Metabolische Destabilisierung: Wie in einer Publikation in “Cell” 2007 nachgewiesen wurde, ist der Knochen weiters ein Produzent des Blutzucker-regulierenden Hormons Osteokalzin, das die Zahl der Betazellen im Pankreas erhöht und somit für die Erhöhung des Insulins und des Adiponektins verantwortlich ist. Frauen, bei denen in jungen Jahren, z. B. aufgrund von Anorexie, Knochenmasse (insb. Spongiosa) verloren gegangen ist, haben somit nachweislich mehr metabolische Probleme, z. B. mit Entgleisung des Kohlenhydratstoffwechsels in späteren Jahren.
Nun ist der Knochen nicht nur selbst ein Hormonbildner, wir wissen aus der klinischen Praxis, dass der Knochen auch sehr empfindlich auf Hormonmangel reagiert; in diesem Zusammenhang seien die Östrogene und Testosteron angeführt, denen beiden eine zentrale Rolle im Knochenstoffwechsel zukommt:
Östrogene
Die Östrogene spielen weiters eine essenzielle Rolle in der Regulation der Osteoklasten: Sie unterdrücken die RANKL-Bildung und stimulieren die Osteoprotegerin-(OPG)-Produktion, womit ihnen eine Hemmung der Osteoklastenaktivität zukommt. Auch verschiedene Knochen-resorbierende Zytokine stehen unter dem hemmenden Einfluss der Östrogene. Und nicht zuletzt bewirken die Östrogene eine vermehrte Apoptose der Osteoklasten. Der Wegfall der Östrogene in der Postmenopause ist Ursache für das Auftreten der postmenopausalen Osteoporose.

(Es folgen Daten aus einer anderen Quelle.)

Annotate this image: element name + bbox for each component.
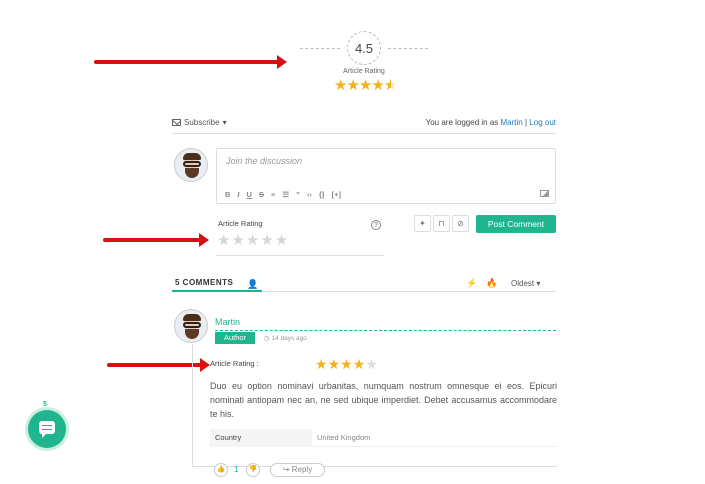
form-rating-label: Article Rating	[218, 219, 263, 228]
logout-link[interactable]: Log out	[529, 118, 556, 127]
bubble-count: 5	[43, 401, 47, 408]
reply-button[interactable]: ↪ Reply	[270, 463, 325, 477]
italic-button[interactable]: I	[237, 190, 239, 199]
star-icon: ★	[327, 356, 341, 372]
quote-button[interactable]: ”	[296, 190, 300, 199]
code-block-button[interactable]: {}	[319, 190, 325, 199]
active-tab-underline	[172, 290, 262, 292]
rating-divider-left	[300, 48, 340, 49]
bold-button[interactable]: B	[225, 190, 230, 199]
star-icon[interactable]: ★	[217, 232, 231, 249]
reply-label: Reply	[291, 465, 313, 474]
underline-button[interactable]: U	[247, 190, 252, 199]
ordered-list-button[interactable]: ≡	[271, 190, 275, 199]
author-badge: Author	[215, 332, 255, 344]
comments-header: 5 COMMENTS 👤 ⚡ 🔥 Oldest ▾	[172, 276, 556, 292]
editor-toolbar: B I U S ≡ ☰ ” ‹› {} [+]	[225, 190, 341, 199]
comment-author[interactable]: Martin	[215, 317, 240, 327]
form-divider	[216, 255, 384, 256]
image-upload-icon[interactable]	[540, 190, 549, 197]
login-status: You are logged in as Martin | Log out	[426, 118, 556, 127]
pin-icon[interactable]: ✦	[414, 215, 431, 232]
field-label: Country	[210, 429, 312, 447]
comment-editor[interactable]: Join the discussion B I U S ≡ ☰ ” ‹› {} …	[216, 148, 556, 204]
thread-line	[192, 344, 193, 466]
help-icon[interactable]: ?	[371, 220, 381, 230]
bolt-icon[interactable]: ⚡	[466, 278, 477, 289]
rating-input[interactable]: ★★★★★	[217, 231, 289, 249]
star-icon: ★	[371, 77, 384, 94]
separator: |	[524, 118, 528, 127]
field-value: United Kingdom	[317, 433, 371, 442]
clock-icon: ◷	[264, 335, 270, 342]
custom-field-row: Country United Kingdom	[210, 429, 557, 447]
vote-count: 1	[234, 465, 239, 474]
star-icon: ★	[346, 77, 359, 94]
subscribe-label: Subscribe	[184, 118, 220, 127]
star-icon: ★	[315, 356, 328, 372]
logged-in-prefix: You are logged in as	[425, 118, 499, 127]
caret-down-icon: ▾	[536, 279, 541, 288]
bullet-list-button[interactable]: ☰	[282, 190, 289, 199]
spoiler-button[interactable]: [+]	[332, 190, 341, 199]
post-comment-button[interactable]: Post Comment	[476, 215, 556, 233]
comment-time: ◷ 14 days ago	[264, 334, 307, 342]
thumbs-up-icon[interactable]: 👍	[214, 463, 228, 477]
annotation-arrow-summary	[94, 55, 287, 69]
avatar	[174, 148, 208, 182]
comment-rating-label: Article Rating :	[210, 359, 259, 368]
annotation-arrow-form	[103, 233, 209, 247]
sort-dropdown[interactable]: Oldest ▾	[511, 279, 540, 288]
star-icon[interactable]: ★	[275, 232, 289, 249]
lock-icon[interactable]: ⊓	[433, 215, 450, 232]
annotation-arrow-comment	[107, 358, 210, 372]
comments-bubble-button[interactable]	[28, 410, 66, 448]
half-star-icon: ★ ★	[383, 77, 397, 94]
user-link[interactable]: Martin	[501, 118, 523, 127]
comment-topbar: Subscribe ▾ You are logged in as Martin …	[172, 116, 556, 134]
editor-placeholder: Join the discussion	[226, 156, 303, 166]
star-icon[interactable]: ★	[231, 232, 245, 249]
star-icon: ★	[334, 77, 347, 94]
rating-divider-right	[388, 48, 428, 49]
fire-icon[interactable]: 🔥	[486, 278, 497, 289]
unpin-icon[interactable]: ⊘	[452, 215, 469, 232]
star-icon: ★	[358, 77, 372, 94]
comment-body: Duo eu option nominavi urbanitas, numqua…	[210, 381, 557, 419]
star-icon[interactable]: ★	[260, 232, 274, 249]
reply-arrow-icon: ↪	[282, 465, 290, 474]
rating-value: 4.5	[347, 31, 381, 65]
thumbs-down-icon[interactable]: 👎	[246, 463, 260, 477]
code-button[interactable]: ‹›	[307, 190, 312, 199]
rating-stars: ★★★★★ ★	[334, 76, 397, 94]
star-icon: ★	[352, 356, 366, 372]
comment-time-text: 14 days ago	[271, 335, 307, 342]
star-icon[interactable]: ★	[246, 232, 260, 249]
comment-rating-stars: ★★★★★	[315, 356, 378, 373]
sort-label: Oldest	[511, 279, 535, 288]
star-icon: ★	[340, 356, 353, 372]
rating-caption: Article Rating	[343, 68, 385, 75]
comments-count[interactable]: 5 COMMENTS	[175, 278, 233, 287]
envelope-icon	[172, 119, 181, 126]
comment-header: Martin	[215, 313, 556, 331]
users-icon[interactable]: 👤	[247, 279, 258, 290]
strike-button[interactable]: S	[259, 190, 264, 199]
caret-down-icon: ▾	[222, 118, 227, 127]
star-icon: ★	[365, 356, 378, 372]
subscribe-dropdown[interactable]: Subscribe ▾	[172, 118, 227, 127]
comment-avatar	[174, 309, 208, 343]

Testosteron spielt eine Rolle in der Knochenneubildung und hat außerdem einen antiresorptiven Effekt. Im Übrigen kommt der Aromatase im Rahmen der Umwandlung von Testosteron in Östrogene eine wichtige Rolle in Bezug auf die Aufrechterhaltung der Knochendichte zu.
Hypogonadismus der Frau: Prämenopausale Frauen mit Östrogenmangel haben eine signifikant niedrigere Knochendichte als Frauen mit normaler Ovarialfunktion, als Folge von Hypogonadismus entwickelt sich eine sekundäre Osteoporose. In diesen Fällen besteht dringend die Indikation zur Östrogensubstitution.
Nach der Menopause ist der Östrogenmangel hauptverantwortlich für die Abnahme der Knochendichte und somit für die erhöhte postmenopausale Frakturinzidenz. Der positive Effekt einer Hormonersatztherapie auf den Surrogatparameter Knochendichte und zur Primärprophylaxe osteoporotischer Frakturen ist durch eine Vielzahl randomisierter Studien belegt. Nicht zuletzt hat auch die WHI-Studie eine signifikante Senkung des Frakturrisikos (Oberschenkelhals- und Wirbelkörperfrakturen) bei substituierten Frauen gezeigt. Aus diesen Gründen ist eine peri- und frühe postmenopausale Östrogensubstitution nach wie vor zur Prävention (und gegebenenfalls auch Therapie) einer Osteoporose indiziert.
Aromatasehemmer-Therapie: Besondere Bedeutung kommt der adjuvanten, antihormonellen Behandlung des Hormonrezeptor- positiven Mammakarzinoms mit Aromatasehemmern (AI) bei der postmenopausalen Frau zu. Die Aromatasehemmer der 3. Generation (Anastrozol, Exemestan, Letrozol) bewirken eine fast vollständige Suppression der endogenen Östrogen- Bildung und führen durch Aktivierung der Knochenresorption zu einer Abnahme der Knochendichte mit konsekutiv erhöhter Frakturgefahr. Insbesondere in Abhängigkeit von weiteren Risikofaktoren ist bei diesen Patientinnen eine antiresorptive Therapie mit Bisphosphonaten bzw. aktuell auch mit Denosumab indiziert.
Zusammenfassend ist festzustellen, dass Osteoporose in jedem Lebensalter eine Behandlungsindikation darstellt, da sie mit hoher Morbidität verbunden ist. Den Sexualsteroiden kommt eine zentrale Rolle in Bezug auf die Knochengesundheit zu, ein Hormonmangel kann Ursache für das Auftreten einer Osteoporose sein. Insbesondere bei Fällen von Hypogonadismus in der Prämenopause sollte, wenn keine Kontraindikation vorliegt, eine Hormon-Substitution zur Prävention der Osteoporose durchgeführt werden.